Typical output includes:
  • Row count and vector dimension (if any)
  • Segment count and paths
  • Sidecars: bm25, vectors, hnsw, diskann, segment_*

Components

ComponentPurpose
Parquet segmentsColumnar document storage per flush (id, text, optional typed metadata columns, metadata_json, embedding)
WALReplay safety for recent writes
bm25 sidecarSparse lexical index (TBM3 mmap-friendly *.bm25.bin)
{seg}.bm25.lex.binPer-segment term lexicon for query pruning
bm25.route.binTable-level term → segment routing index
hnsw sidecarIn-memory-style dense graph index
diskann sidecarOn-disk ANN graph for large embedding tables
Materialized viewsCached search/analytics results (see SQL materialized views)

Persistence model

  1. Ingest — documents append to the active segment; indexes update incrementally where supported.
  2. Flush — segments are written as Parquet under the table directory.
  3. Reindex — rebuild a specific index type (BM25, HNSW, DISKANN) after bulk loads or schema changes.
  4. Compact — merge small segments to reduce file count (COMPACT TABLE; see Reindex and compact).
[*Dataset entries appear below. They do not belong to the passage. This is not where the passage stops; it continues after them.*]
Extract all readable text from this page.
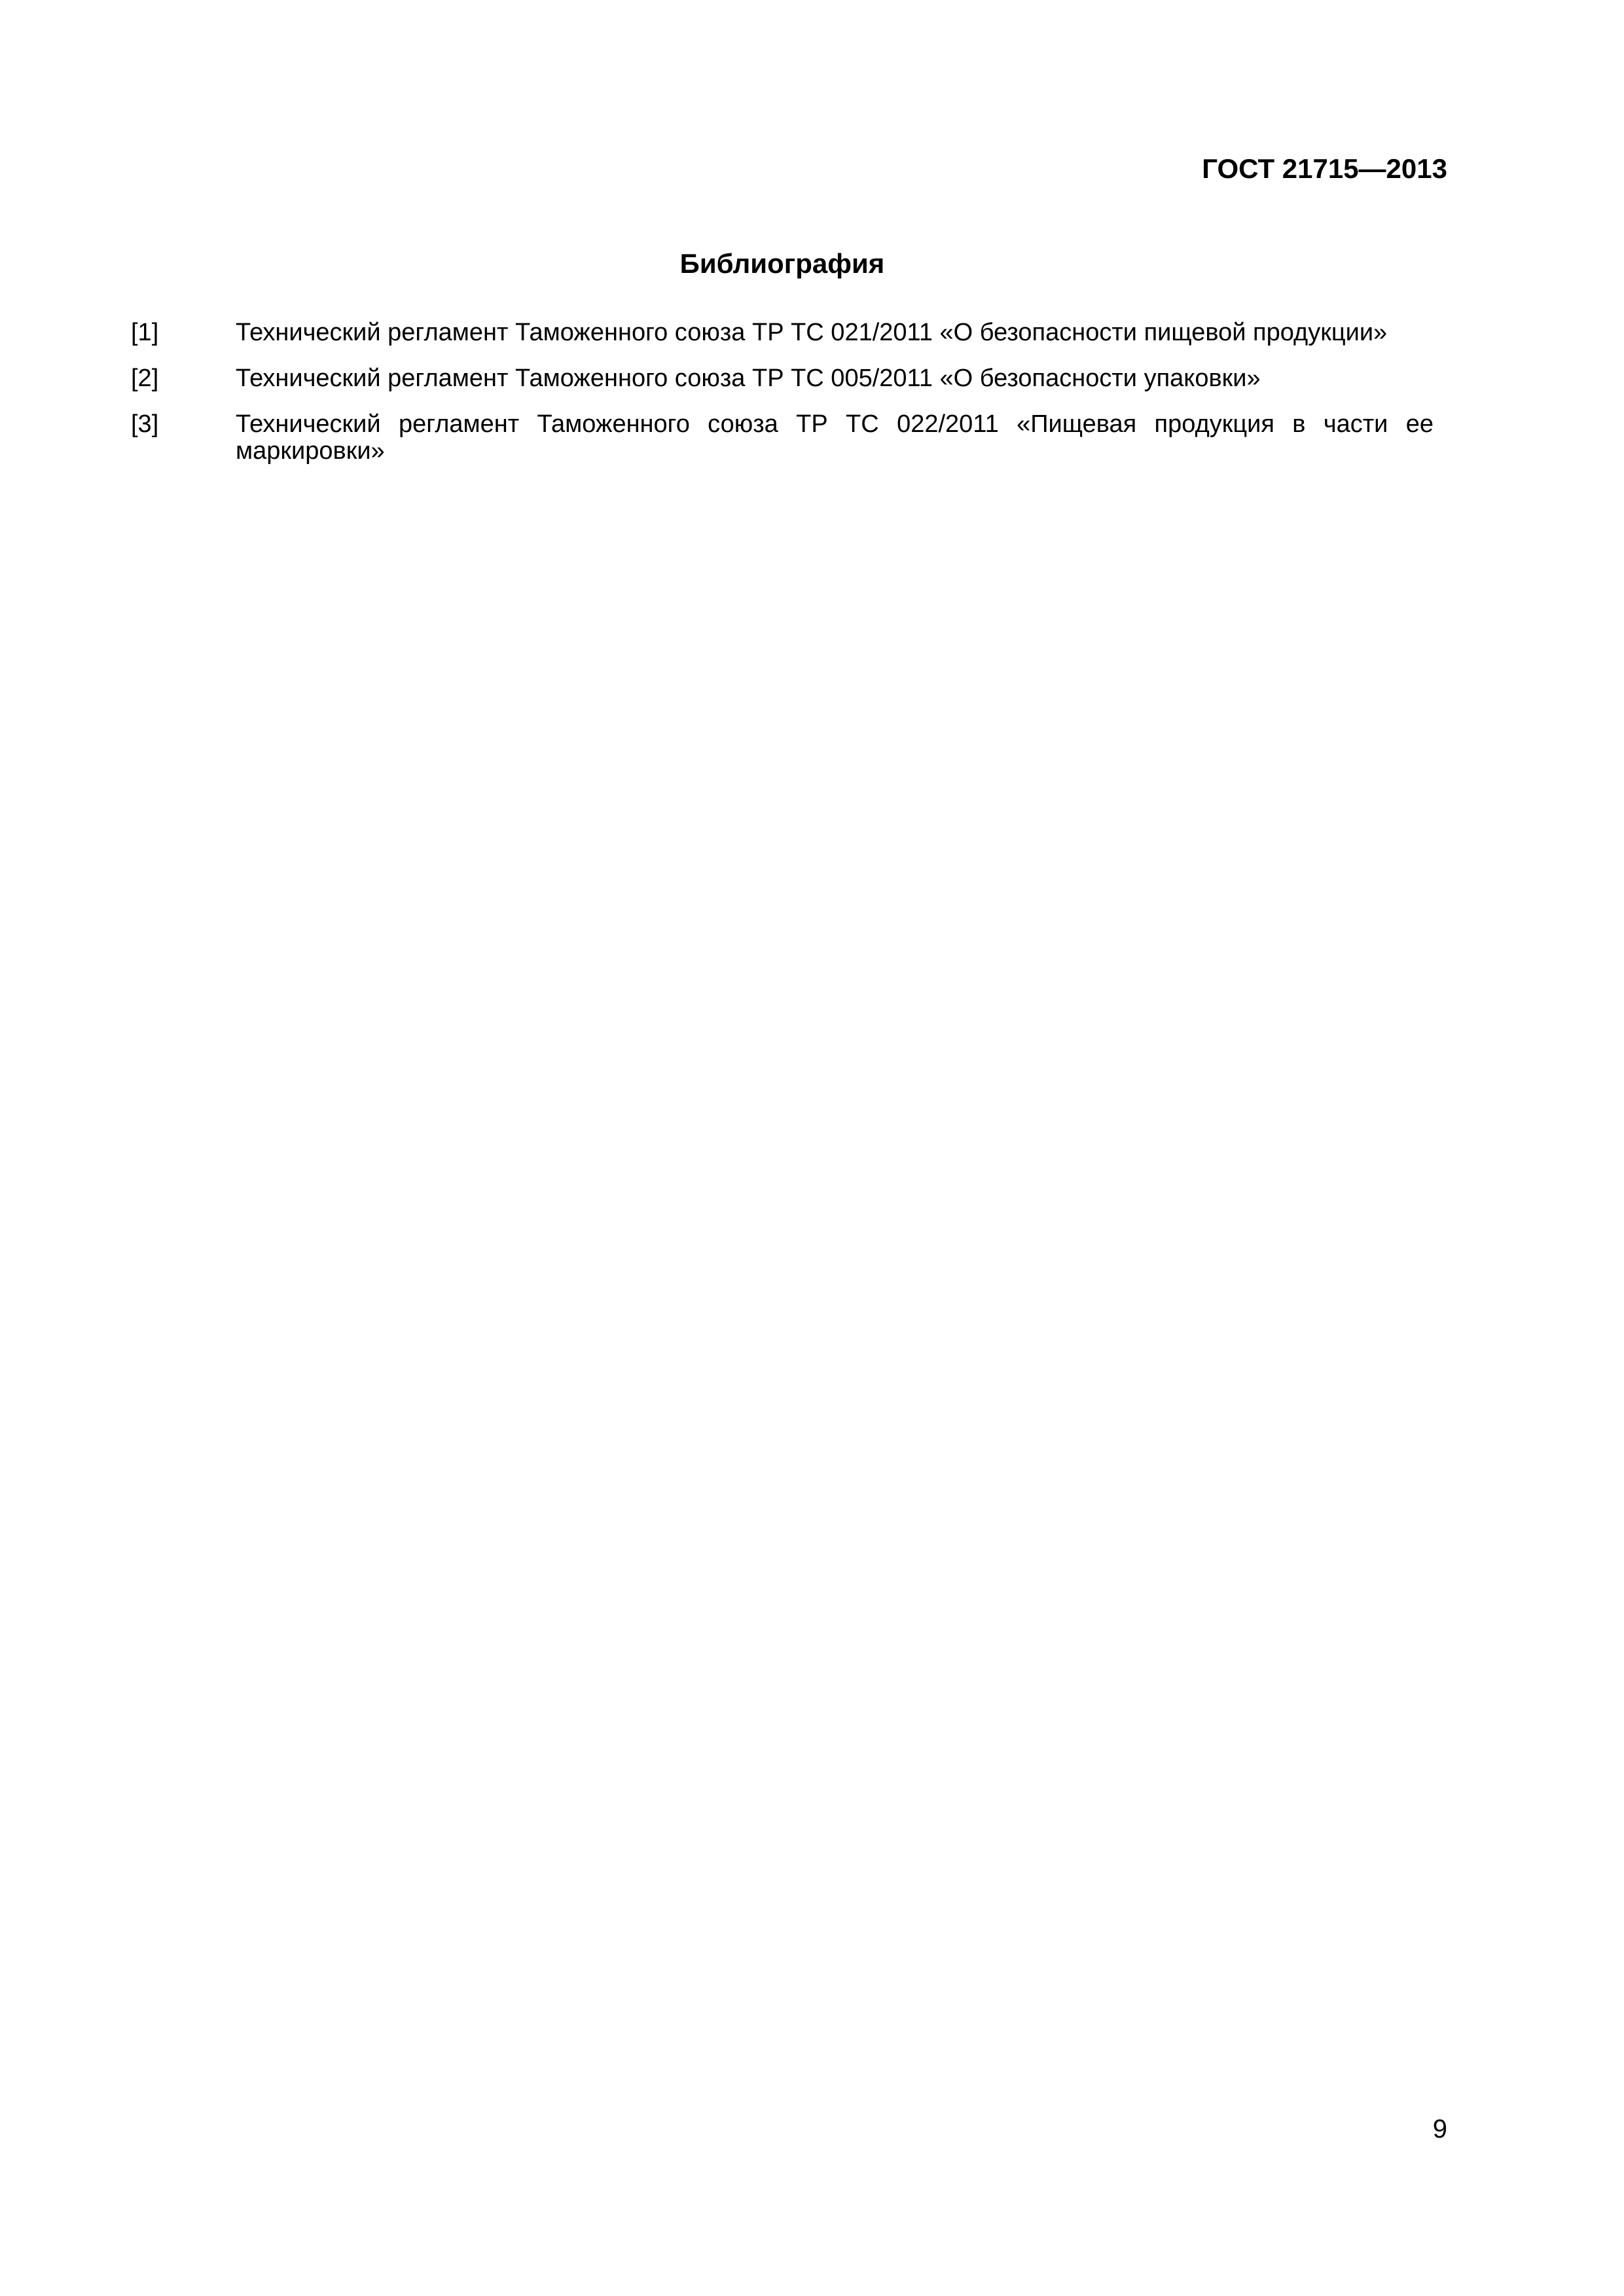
ГОСТ 21715—2013
Библиография
[1]	Технический регламент Таможенного союза ТР ТС 021/2011 «О безопасности пищевой продукции»
[2]	Технический регламент Таможенного союза ТР ТС 005/2011 «О безопасности упаковки»
[3]	Технический регламент Таможенного союза ТР ТС 022/2011 «Пищевая продукция в части ее маркировки»
9
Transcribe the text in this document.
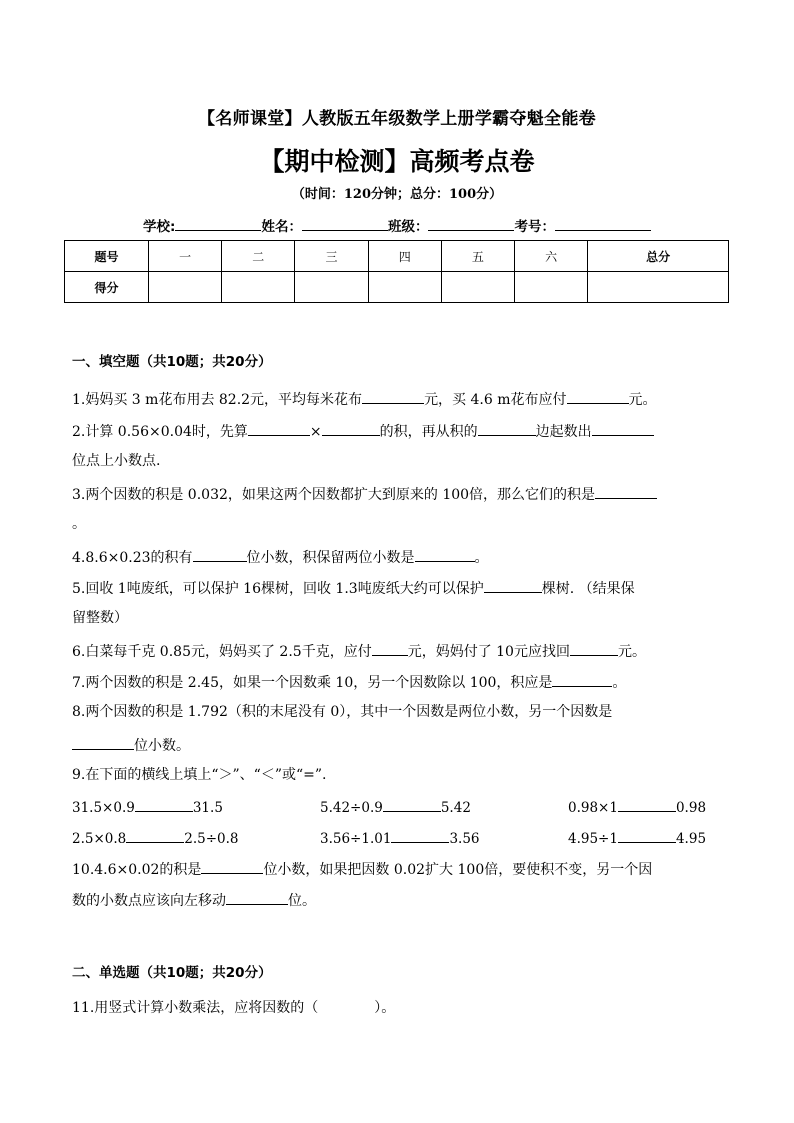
【名师课堂】人教版五年级数学上册学霸夺魁全能卷
【期中检测】高频考点卷
（时间：120分钟；总分：100分）
学校:	姓名：	班级：	考号：
题号	一	二	三	四	五	六	总分
得分							
一、填空题（共10题；共20分）
1.妈妈买 3 m花布用去 82.2元，平均每米花布	元，买 4.6 m花布应付	元。
2.计算 0.56×0.04时，先算	×	的积，再从积的	边起数出
位点上小数点.
3.两个因数的积是 0.032，如果这两个因数都扩大到原来的 100倍，那么它们的积是
。
4.8.6×0.23的积有	位小数，积保留两位小数是	。
5.回收 1吨废纸，可以保护 16棵树，回收 1.3吨废纸大约可以保护	棵树. （结果保
留整数）
6.白菜每千克 0.85元，妈妈买了 2.5千克，应付	元，妈妈付了 10元应找回	元。
7.两个因数的积是 2.45，如果一个因数乘 10，另一个因数除以 100，积应是	。
8.两个因数的积是 1.792（积的末尾没有 0），其中一个因数是两位小数，另一个因数是
位小数。
9.在下面的横线上填上“＞”、“＜”或“=”.
31.5×0.9	31.5	5.42÷0.9	5.42	0.98×1	0.98
2.5×0.8	2.5÷0.8	3.56÷1.01	3.56	4.95÷1	4.95
10.4.6×0.02的积是	位小数，如果把因数 0.02扩大 100倍，要使积不变，另一个因
数的小数点应该向左移动	位。
二、单选题（共10题；共20分）
11.用竖式计算小数乘法，应将因数的（　　　　）。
COMPACT TABLE … FULL also migrates legacy JSON-only segments to native typed metadata columns.

Segment-only bulk ingest

Large tables use index_mode: segment_only in manifest.json: per-segment *.bm25.bin (TBM3) and *.bm25.lex.bin lexicons are built at finish; optional query_mode: routed uses bm25.route.bin to skip irrelevant segments at query time. Environment variables for the demo and CLI:
VariablePurpose
TORADB_CACHE_INDEX_BYTESFixed LRU budget for mmap segment BM25 blobs
TORADB_CACHE_AUTOSet 1 to size cache from RAM fraction (serving profile)
TORADB_CACHE_INDEX_FRACTIONRAM fraction for auto cache (default 0.20)
TORADB_CACHE_AUTO_CAP_BYTESMax auto cache bytes (default 8GB)
TORADB_WARMUP_ON_STARTBackground search warmup after API start (1 in serving demo)
TORADB_INGEST_THREADSParallelism for index build
TORADB_PROFILEDemo preset: ingest or serving (demo/run.sh)
See Production serving profiles for ingest vs serving presets.
Run examples/full_example.py once to populate examples/_demo_db, then use DESCRIBE on each table to see real sidecar names.